Die Erhebung der Information über die Hundehaltung zum Zwecke des demonstrativen Registerabrufs war mithin rechtswidrig. Doch was bedeutet das für die anschließende Information, dass der Hund der Familie XYZ nicht angemeldet ist? Trotz steuerrechtlichem Untersuchungsgrundsatz ist der Staat bei jeglichem Eingriff in die Grundrechte einer Person an den Grundsatz der Verhältnismäßigkeit gebunden. Er muss also bei der Frage, ob rechtswidrig erlangte Informationen verwertet bzw. auch nur für weitere Erhebungen verwendet werden dürfen, zwischen den verschiedenen Interessen abwägen. Einerseits darf der Staat nicht sehenden Auges doch wegschauen, wenn ihm etwas Rechtswidriges zur Kenntnis gelangt, andererseits darf nicht unberücksichtigt bleiben, wenn von der Rechtsordnung vorgesehene Schutzmechanismen nicht angewendet wurden, wie beispielsweise ein Auskunftsverweigerungsrecht von Angehörigen. Für den Fall der Verletzung der Pflicht zur Belehrung Angehöriger über ihre Auskunftspflicht hat die Rechtsprechung zumindest ein Verwertungsverbot anerkannt (vgl. insbesondere BFH, Urteil vom 31. Oktober 1990 – II R 180/87).

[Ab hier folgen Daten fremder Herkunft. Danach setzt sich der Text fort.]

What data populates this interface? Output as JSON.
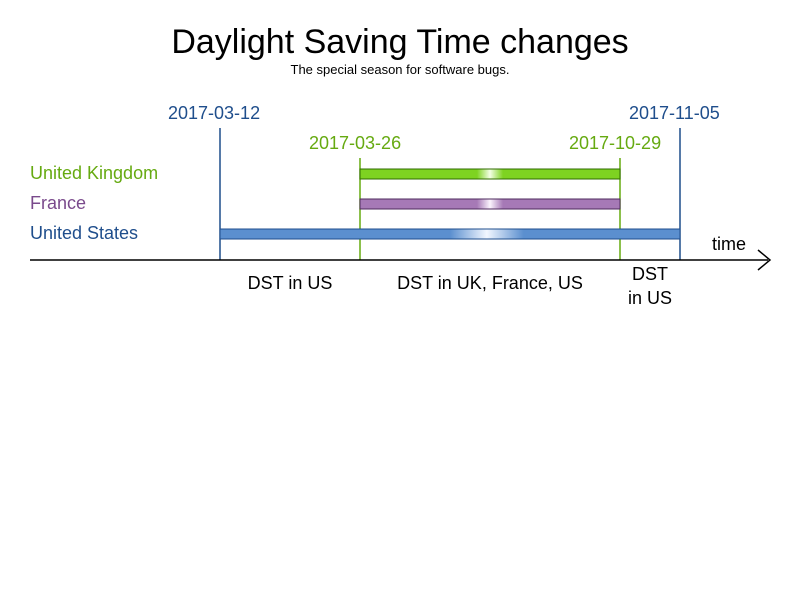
{
  "title": "Daylight Saving Time changes",
  "subtitle": "The special season for software bugs.",
  "axis_label": "time",
  "colors": {
    "uk": "#66aa11",
    "uk_bar": "#7ed321",
    "france": "#7a4a8c",
    "france_bar": "#a679b6",
    "us": "#1f4e8c",
    "us_bar": "#5b8fcf",
    "axis": "#000000"
  },
  "dates": {
    "us_start": "2017-03-12",
    "us_end": "2017-11-05",
    "eu_start": "2017-03-26",
    "eu_end": "2017-10-29"
  },
  "countries": [
    {
      "key": "uk",
      "label": "United Kingdom",
      "start": "2017-03-26",
      "end": "2017-10-29"
    },
    {
      "key": "france",
      "label": "France",
      "start": "2017-03-26",
      "end": "2017-10-29"
    },
    {
      "key": "us",
      "label": "United States",
      "start": "2017-03-12",
      "end": "2017-11-05"
    }
  ],
  "periods": {
    "first": "DST in US",
    "middle": "DST in UK, France, US",
    "last_line1": "DST",
    "last_line2": "in US"
  }
}
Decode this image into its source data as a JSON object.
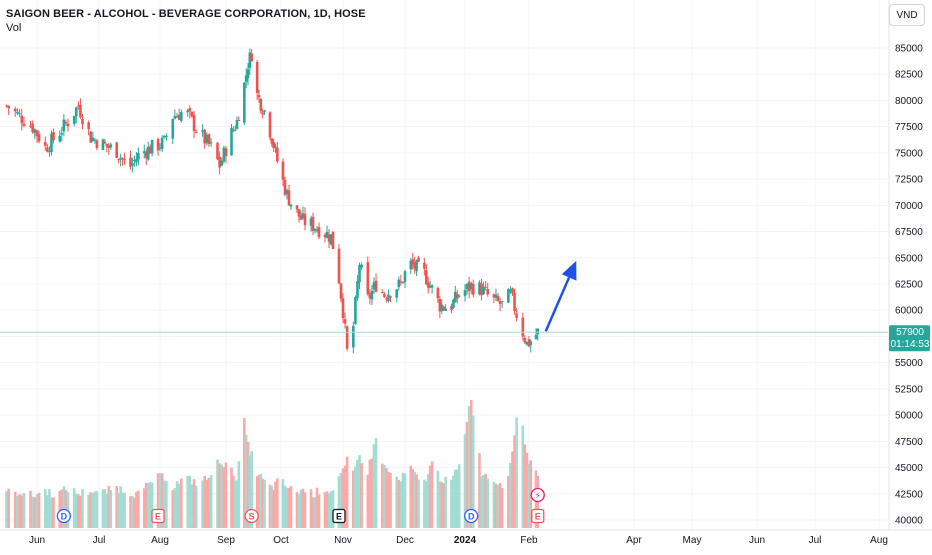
{
  "header": {
    "title": "SAIGON BEER - ALCOHOL - BEVERAGE CORPORATION, 1D, HOSE",
    "volume_label": "Vol",
    "currency": "VND"
  },
  "price_label": {
    "last_price": "57900",
    "countdown": "01:14:53",
    "color": "#26a69a"
  },
  "colors": {
    "up": "#26a69a",
    "down": "#ef5350",
    "up_volume": "#a3dcd3",
    "down_volume": "#f8a9a8",
    "arrow": "#1e53e5"
  },
  "event_markers": [
    {
      "symbol": "D",
      "date": "2023-06-14",
      "icon": "dividend-icon"
    },
    {
      "symbol": "E",
      "date": "2023-07-31",
      "icon": "earnings-icon"
    },
    {
      "symbol": "S",
      "date": "2023-09-15",
      "icon": "split-icon"
    },
    {
      "symbol": "E",
      "date": "2023-10-30",
      "icon": "earnings-icon"
    },
    {
      "symbol": "D",
      "date": "2024-01-04",
      "icon": "dividend-icon"
    },
    {
      "symbol": "E",
      "date": "2024-02-06",
      "icon": "earnings-icon"
    },
    {
      "symbol": "⚡",
      "date": "2024-02-06",
      "icon": "lightning-icon"
    }
  ],
  "chart_data": {
    "type": "candlestick",
    "title": "SAIGON BEER - ALCOHOL - BEVERAGE CORPORATION, 1D, HOSE",
    "x_ticks": [
      "Jun",
      "Jul",
      "Aug",
      "Sep",
      "Oct",
      "Nov",
      "Dec",
      "2024",
      "Feb",
      "Apr",
      "May",
      "Jun",
      "Jul",
      "Aug"
    ],
    "y_ticks": [
      40000,
      42500,
      45000,
      47500,
      50000,
      52500,
      55000,
      57500,
      60000,
      62500,
      65000,
      67500,
      70000,
      72500,
      75000,
      77500,
      80000,
      82500,
      85000
    ],
    "ylim": [
      40000,
      86600
    ],
    "last_price": 57900,
    "close_series": [
      [
        "2023-05-18",
        79500
      ],
      [
        "2023-05-24",
        78500
      ],
      [
        "2023-05-30",
        77500
      ],
      [
        "2023-06-05",
        75500
      ],
      [
        "2023-06-10",
        76500
      ],
      [
        "2023-06-16",
        78000
      ],
      [
        "2023-06-21",
        79500
      ],
      [
        "2023-06-27",
        76500
      ],
      [
        "2023-07-03",
        75800
      ],
      [
        "2023-07-10",
        75200
      ],
      [
        "2023-07-16",
        73500
      ],
      [
        "2023-07-22",
        75000
      ],
      [
        "2023-07-28",
        75500
      ],
      [
        "2023-08-03",
        76000
      ],
      [
        "2023-08-07",
        78500
      ],
      [
        "2023-08-13",
        79000
      ],
      [
        "2023-08-19",
        77000
      ],
      [
        "2023-08-25",
        75500
      ],
      [
        "2023-08-29",
        73800
      ],
      [
        "2023-09-03",
        76500
      ],
      [
        "2023-09-07",
        78000
      ],
      [
        "2023-09-11",
        81500
      ],
      [
        "2023-09-13",
        83500
      ],
      [
        "2023-09-15",
        84500
      ],
      [
        "2023-09-18",
        80500
      ],
      [
        "2023-09-22",
        79000
      ],
      [
        "2023-09-26",
        76500
      ],
      [
        "2023-09-30",
        73500
      ],
      [
        "2023-10-04",
        71000
      ],
      [
        "2023-10-08",
        69500
      ],
      [
        "2023-10-12",
        68500
      ],
      [
        "2023-10-18",
        68000
      ],
      [
        "2023-10-22",
        67500
      ],
      [
        "2023-10-26",
        67000
      ],
      [
        "2023-10-29",
        64500
      ],
      [
        "2023-11-01",
        60000
      ],
      [
        "2023-11-03",
        56000
      ],
      [
        "2023-11-06",
        58500
      ],
      [
        "2023-11-09",
        64500
      ],
      [
        "2023-11-13",
        61000
      ],
      [
        "2023-11-17",
        62500
      ],
      [
        "2023-11-21",
        61500
      ],
      [
        "2023-11-25",
        62000
      ],
      [
        "2023-11-29",
        62500
      ],
      [
        "2023-12-03",
        64500
      ],
      [
        "2023-12-07",
        64000
      ],
      [
        "2023-12-11",
        63500
      ],
      [
        "2023-12-15",
        62000
      ],
      [
        "2023-12-19",
        60500
      ],
      [
        "2023-12-24",
        60200
      ],
      [
        "2023-12-29",
        61500
      ],
      [
        "2024-01-04",
        62300
      ],
      [
        "2024-01-09",
        62000
      ],
      [
        "2024-01-14",
        61000
      ],
      [
        "2024-01-19",
        60500
      ],
      [
        "2024-01-23",
        61500
      ],
      [
        "2024-01-27",
        59000
      ],
      [
        "2024-01-31",
        56800
      ],
      [
        "2024-02-03",
        57200
      ],
      [
        "2024-02-06",
        57900
      ]
    ],
    "volume_series": [
      [
        "2023-05-18",
        42600
      ],
      [
        "2023-05-24",
        42700
      ],
      [
        "2023-05-30",
        42300
      ],
      [
        "2023-06-05",
        42800
      ],
      [
        "2023-06-10",
        42400
      ],
      [
        "2023-06-16",
        43000
      ],
      [
        "2023-06-21",
        42500
      ],
      [
        "2023-06-27",
        42800
      ],
      [
        "2023-07-03",
        42600
      ],
      [
        "2023-07-10",
        43100
      ],
      [
        "2023-07-16",
        42700
      ],
      [
        "2023-07-22",
        42400
      ],
      [
        "2023-07-28",
        43800
      ],
      [
        "2023-08-03",
        44200
      ],
      [
        "2023-08-07",
        43200
      ],
      [
        "2023-08-13",
        44000
      ],
      [
        "2023-08-19",
        43500
      ],
      [
        "2023-08-25",
        44200
      ],
      [
        "2023-08-29",
        45800
      ],
      [
        "2023-09-03",
        44800
      ],
      [
        "2023-09-07",
        44000
      ],
      [
        "2023-09-11",
        49300
      ],
      [
        "2023-09-13",
        47000
      ],
      [
        "2023-09-15",
        46200
      ],
      [
        "2023-09-18",
        44500
      ],
      [
        "2023-09-22",
        43600
      ],
      [
        "2023-09-26",
        43000
      ],
      [
        "2023-09-30",
        43800
      ],
      [
        "2023-10-04",
        43200
      ],
      [
        "2023-10-08",
        42600
      ],
      [
        "2023-10-12",
        42900
      ],
      [
        "2023-10-18",
        42500
      ],
      [
        "2023-10-22",
        43100
      ],
      [
        "2023-10-26",
        42700
      ],
      [
        "2023-10-29",
        43900
      ],
      [
        "2023-11-01",
        44500
      ],
      [
        "2023-11-03",
        45600
      ],
      [
        "2023-11-06",
        44300
      ],
      [
        "2023-11-09",
        46200
      ],
      [
        "2023-11-13",
        44600
      ],
      [
        "2023-11-17",
        47800
      ],
      [
        "2023-11-21",
        45000
      ],
      [
        "2023-11-25",
        44200
      ],
      [
        "2023-11-29",
        43700
      ],
      [
        "2023-12-03",
        45200
      ],
      [
        "2023-12-07",
        44000
      ],
      [
        "2023-12-11",
        43600
      ],
      [
        "2023-12-15",
        45400
      ],
      [
        "2023-12-19",
        44100
      ],
      [
        "2023-12-24",
        43400
      ],
      [
        "2023-12-29",
        45100
      ],
      [
        "2024-01-04",
        51800
      ],
      [
        "2024-01-09",
        44600
      ],
      [
        "2024-01-14",
        43900
      ],
      [
        "2024-01-19",
        43500
      ],
      [
        "2024-01-23",
        45000
      ],
      [
        "2024-01-27",
        51600
      ],
      [
        "2024-01-31",
        46200
      ],
      [
        "2024-02-03",
        44800
      ],
      [
        "2024-02-06",
        44600
      ]
    ],
    "projection_arrow": {
      "from": [
        "2024-02-06",
        58000
      ],
      "to": [
        "2024-02-28",
        64700
      ]
    },
    "grid": true,
    "legend": "none"
  }
}
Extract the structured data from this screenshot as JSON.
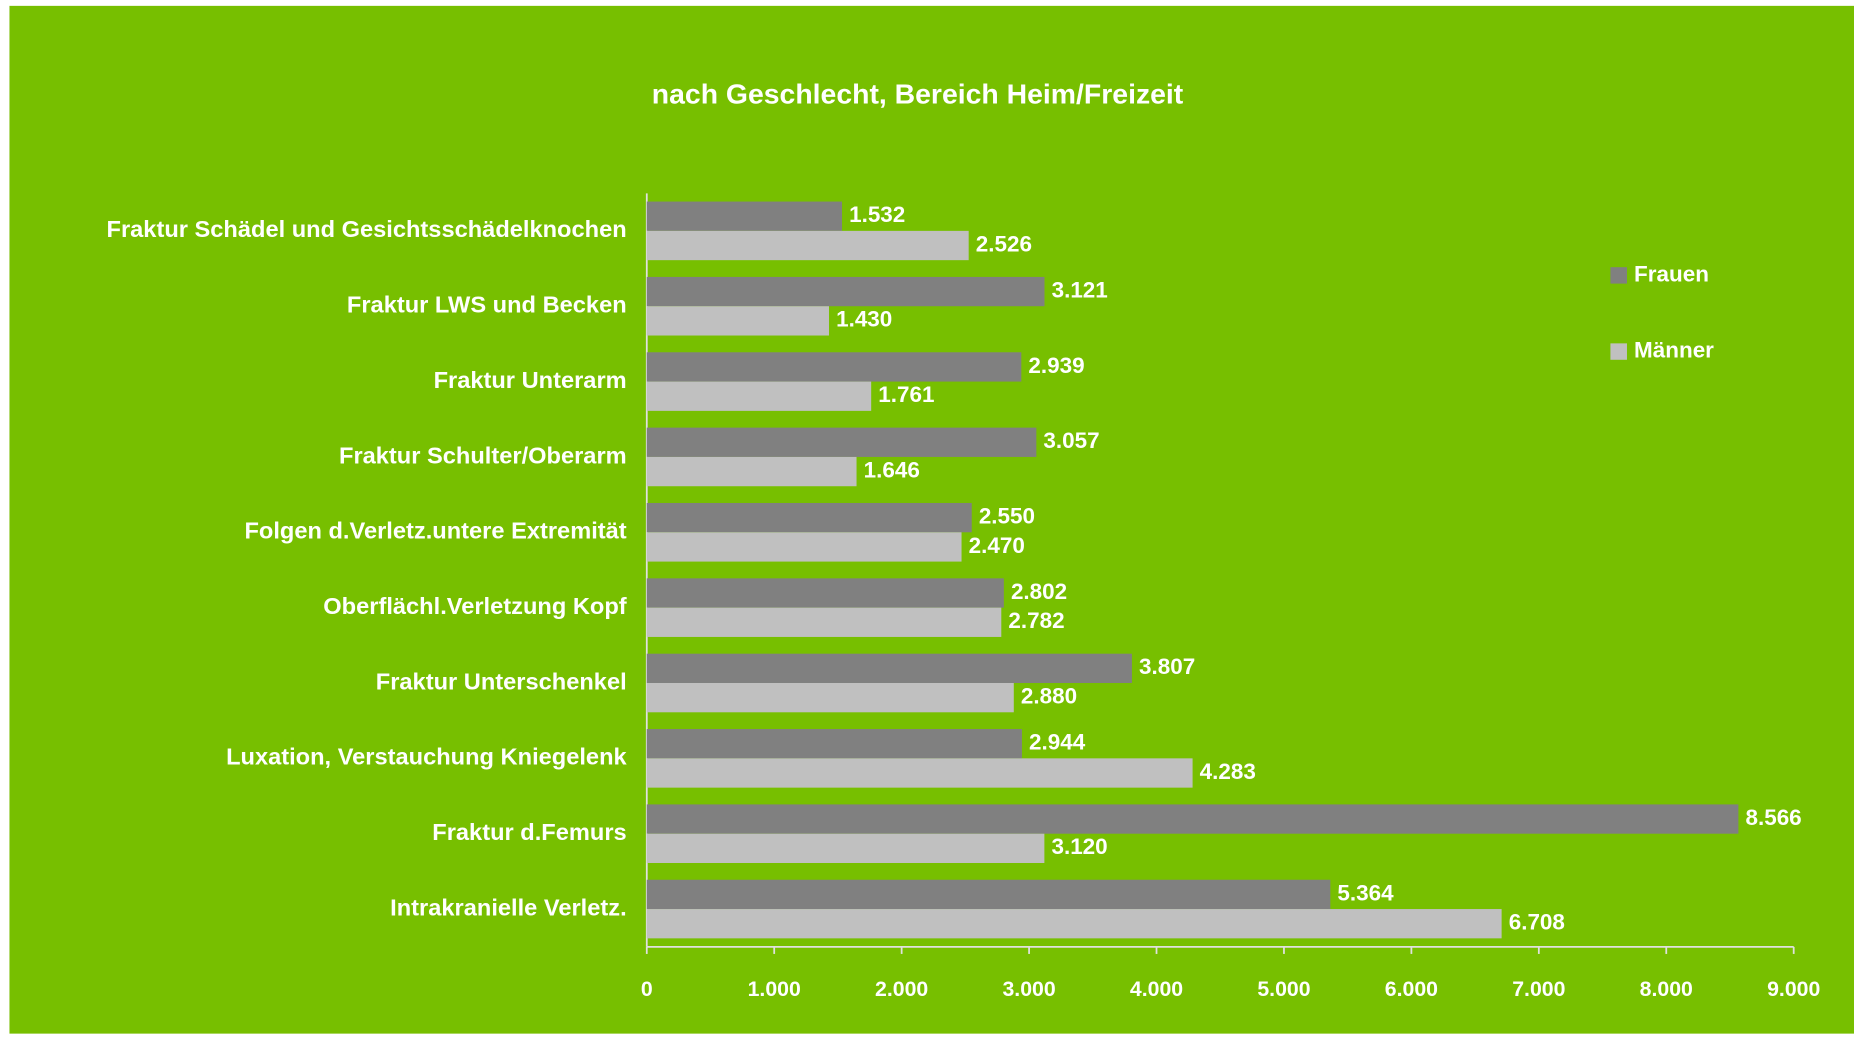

Im hiesigen Fall hatte die Gemeinde vor dem Geschehen keine Überlegungen zu der Erhebung oder Verwend- bzw. Verwertbarkeit von rechtswidrig oder zufällig erlangten Informationen getätigt. Als die Datenschutzbehörde auf die Beschwerde der Eltern des betroffenen Kindes hin die Gemeinde um Stellungnahme baten, hatte diese jedoch bereits begonnen, die interne Vorgehensweise bei den Besuchstagen von Schulkindern zu überarbeiten. Insoweit wurde vor allem dafür sensibilisiert, dass vor jeder Verarbeitung personenbezogener Daten überlegt werden muss, ob dafür jeweils eine Rechtsgrundlage besteht – und allein die Kenntnis über die Rechtswidrigkeit eines Verhaltens nicht ausreicht, um rechtswidrig erlangte Informationen verwerten zu dürfen.
Gerade Kindern gegenüber sollte klar sein, dass staatliches Handeln auf gesetzlicher Grundlage erfolgen muss. Sie nach ihren persönlichen Lebensumständen zu befragen, sollte keine Grundlage zur Einleitung hoheitlicher Verfahren sein.